Extract from Motorola

This I must have… €699, this luxurious GPS sports a 4-inch touchscreen, SiRF Star III receiver, 400MHz processor, 64MB of RAM, 64MB of flash memory, SD / MMC slots, USB 1.1 connectivity, 3.5-millimeter audio output, 2-watt integrated speaker, and a connector for an external antenna. With MP3 / WMA playback,  JPEG viewer, and houses NAVTEQ maps of 37 European countries. A list of speed radars will always be on tap thanks to its connection to the SCDB database.
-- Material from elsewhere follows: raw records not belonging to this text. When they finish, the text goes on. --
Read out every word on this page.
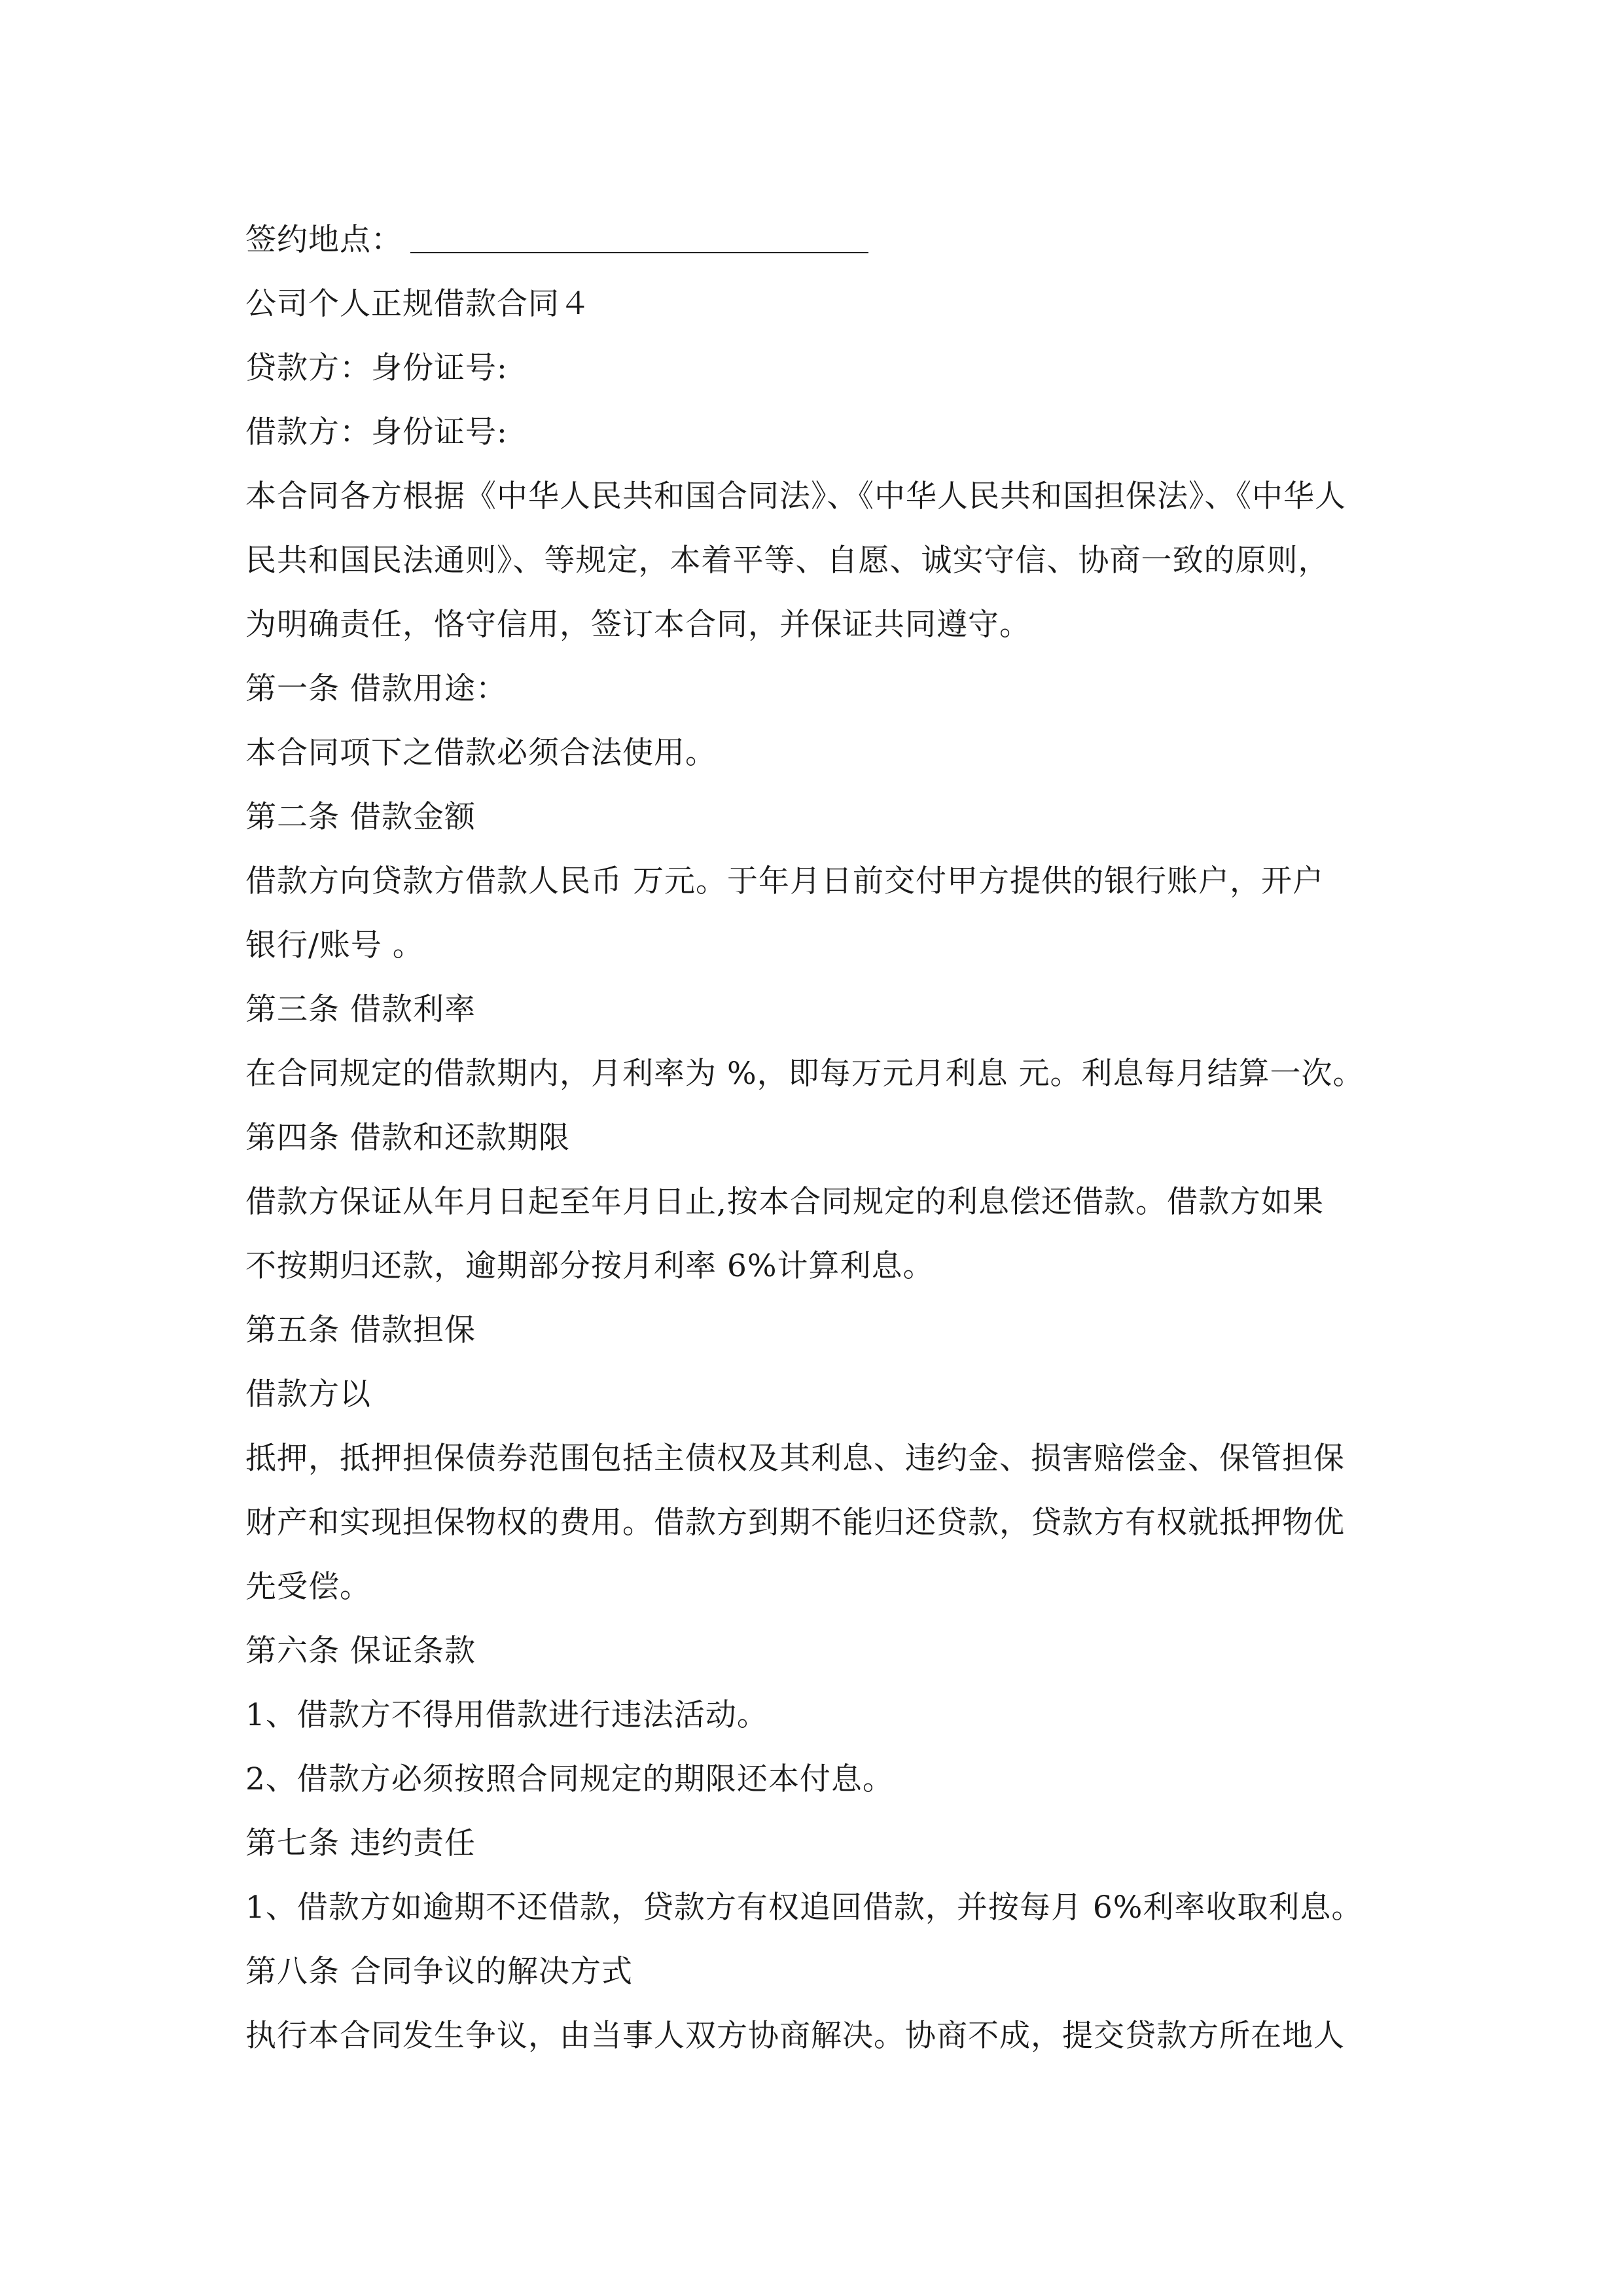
签约地点：
公司个人正规借款合同４
贷款方：身份证号:
借款方：身份证号:
本合同各方根据《中华人民共和国合同法》、《中华人民共和国担保法》、《中华人
民共和国民法通则》、等规定，本着平等、自愿、诚实守信、协商一致的原则，
为明确责任，恪守信用，签订本合同，并保证共同遵守。
第一条 借款用途：
本合同项下之借款必须合法使用。
第二条 借款金额
借款方向贷款方借款人民币 万元。于年月日前交付甲方提供的银行账户，开户
银行/账号 。
第三条 借款利率
在合同规定的借款期内，月利率为 %，即每万元月利息 元。利息每月结算一次。
第四条 借款和还款期限
借款方保证从年月日起至年月日止,按本合同规定的利息偿还借款。借款方如果
不按期归还款，逾期部分按月利率 6%计算利息。
第五条 借款担保
借款方以
抵押，抵押担保债券范围包括主债权及其利息、违约金、损害赔偿金、保管担保
财产和实现担保物权的费用。借款方到期不能归还贷款，贷款方有权就抵押物优
先受偿。
第六条 保证条款
1、借款方不得用借款进行违法活动。
2、借款方必须按照合同规定的期限还本付息。
第七条 违约责任
1、借款方如逾期不还借款，贷款方有权追回借款，并按每月 6%利率收取利息。
第八条 合同争议的解决方式
执行本合同发生争议，由当事人双方协商解决。协商不成，提交贷款方所在地人
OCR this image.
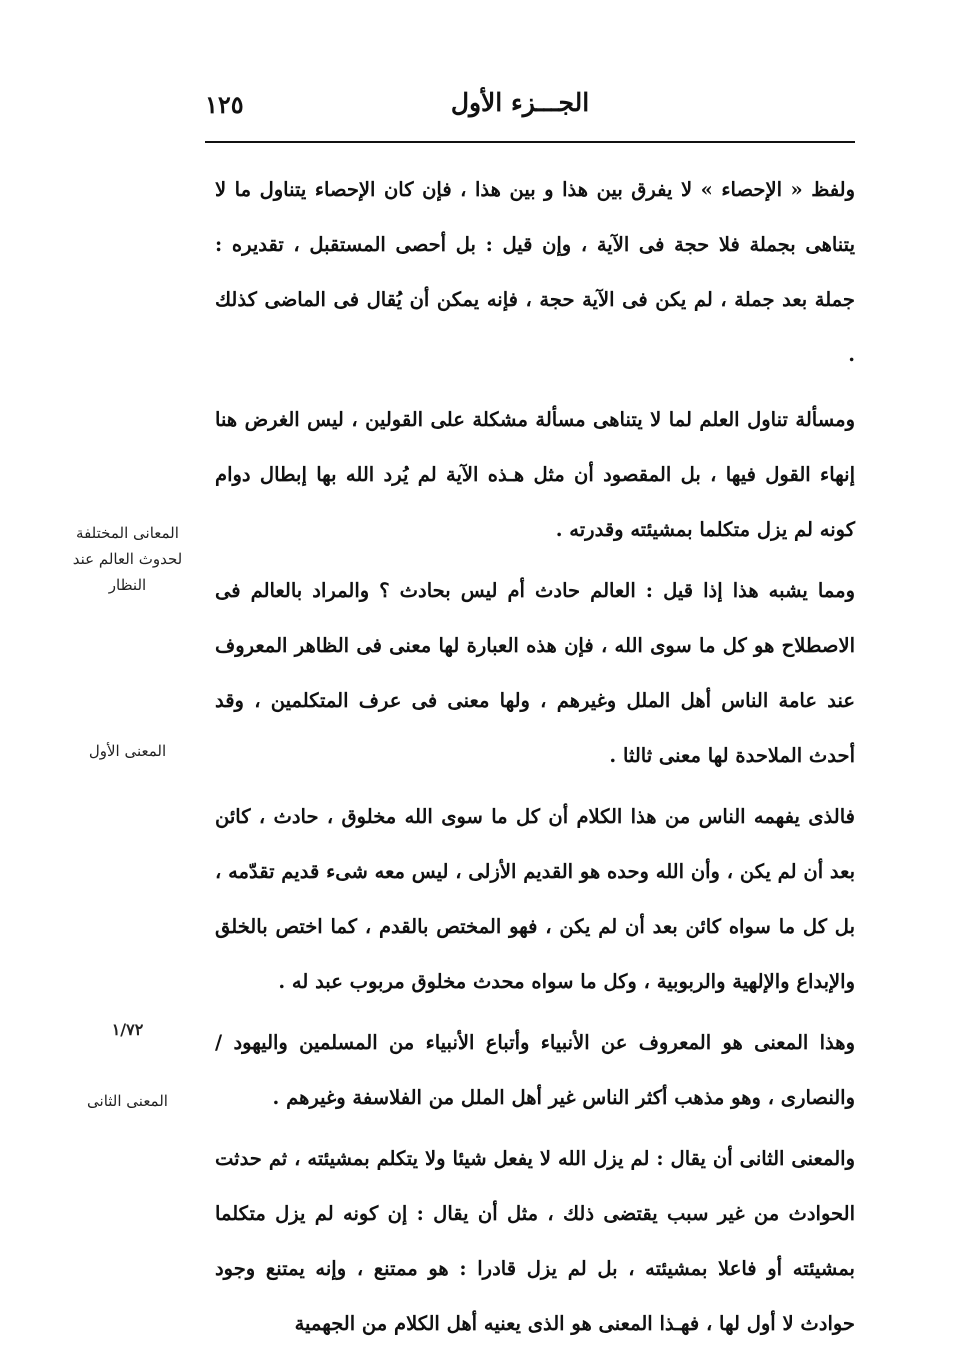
الجـــزء الأول
١٢٥

ولفظ « الإحصاء » لا يفرق بين هذا و بين هذا ، فإن كان الإحصاء يتناول ما لا يتناهى بجملة فلا حجة فى الآية ، وإن قيل : بل أحصى المستقبل ، تقديره : جملة بعد جملة ، لم يكن فى الآية حجة ، فإنه يمكن أن يُقال فى الماضى كذلك .

ومسألة تناول العلم لما لا يتناهى مسألة مشكلة على القولين ، ليس الغرض هنا إنهاء القول فيها ، بل المقصود أن مثل هـذه الآية لم يُرد الله بها إبطال دوام كونه لم يزل متكلما بمشيئته وقدرته .

ومما يشبه هذا إذا قيل : العالم حادث أم ليس بحادث ؟ والمراد بالعالم فى الاصطلاح هو كل ما سوى الله ، فإن هذه العبارة لها معنى فى الظاهر المعروف عند عامة الناس أهل الملل وغيرهم ، ولها معنى فى عرف المتكلمين ، وقد أحدث الملاحدة لها معنى ثالثا .

فالذى يفهمه الناس من هذا الكلام أن كل ما سوى الله مخلوق ، حادث ، كائن بعد أن لم يكن ، وأن الله وحده هو القديم الأزلى ، ليس معه شىء قديم تقدّمه ، بل كل ما سواه كائن بعد أن لم يكن ، فهو المختص بالقدم ، كما اختص بالخلق والإبداع والإلهية والربوبية ، وكل ما سواه محدث مخلوق مربوب عبد له .

وهذا المعنى هو المعروف عن الأنبياء وأتباع الأنبياء من المسلمين واليهود / والنصارى ، وهو مذهب أكثر الناس غير أهل الملل من الفلاسفة وغيرهم .

والمعنى الثانى أن يقال : لم يزل الله لا يفعل شيئا ولا يتكلم بمشيئته ، ثم حدثت الحوادث من غير سبب يقتضى ذلك ، مثل أن يقال : إن كونه لم يزل متكلما بمشيئته أو فاعلا بمشيئته ، بل لم يزل قادرا : هو ممتنع ، وإنه يمتنع وجود حوادث لا أول لها ، فهـذا المعنى هو الذى يعنيه أهل الكلام من الجهمية

المعانى المختلفة لحدوث العالم عند النظار
المعنى الأول
١/٧٢
المعنى الثانى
I wonder if there will be a Singapore version…

Extract from GPS And Co

The HP iPaq rx5900 Travel Companion delivers a sleek all-in-one navigation, productivity, and entertainment device to mobile professionals. It not only offers the benefits of a Windows Mobile PDA but also integrates GPS into the mix. 

The travel-friendly handheld measures just 120.5 x 76 x 16.5mm and weighs 170g ounces, has a 3.5-inch, QVGA touch screen, 400 MHz processor, 2Gb ROM, 64Mb RAM, SD, SDIO, MMC expansion slot, Removable, rechargeable 1,700mAh Lithium-ion battery, Windows Mobile 5.0, Bluetooth, Wi-Fi, USB. It is slow to acquire an initial satellite fix and as subpar battery life…

Design wise, its very different from the current PDAs, and has a portrait view for navigation.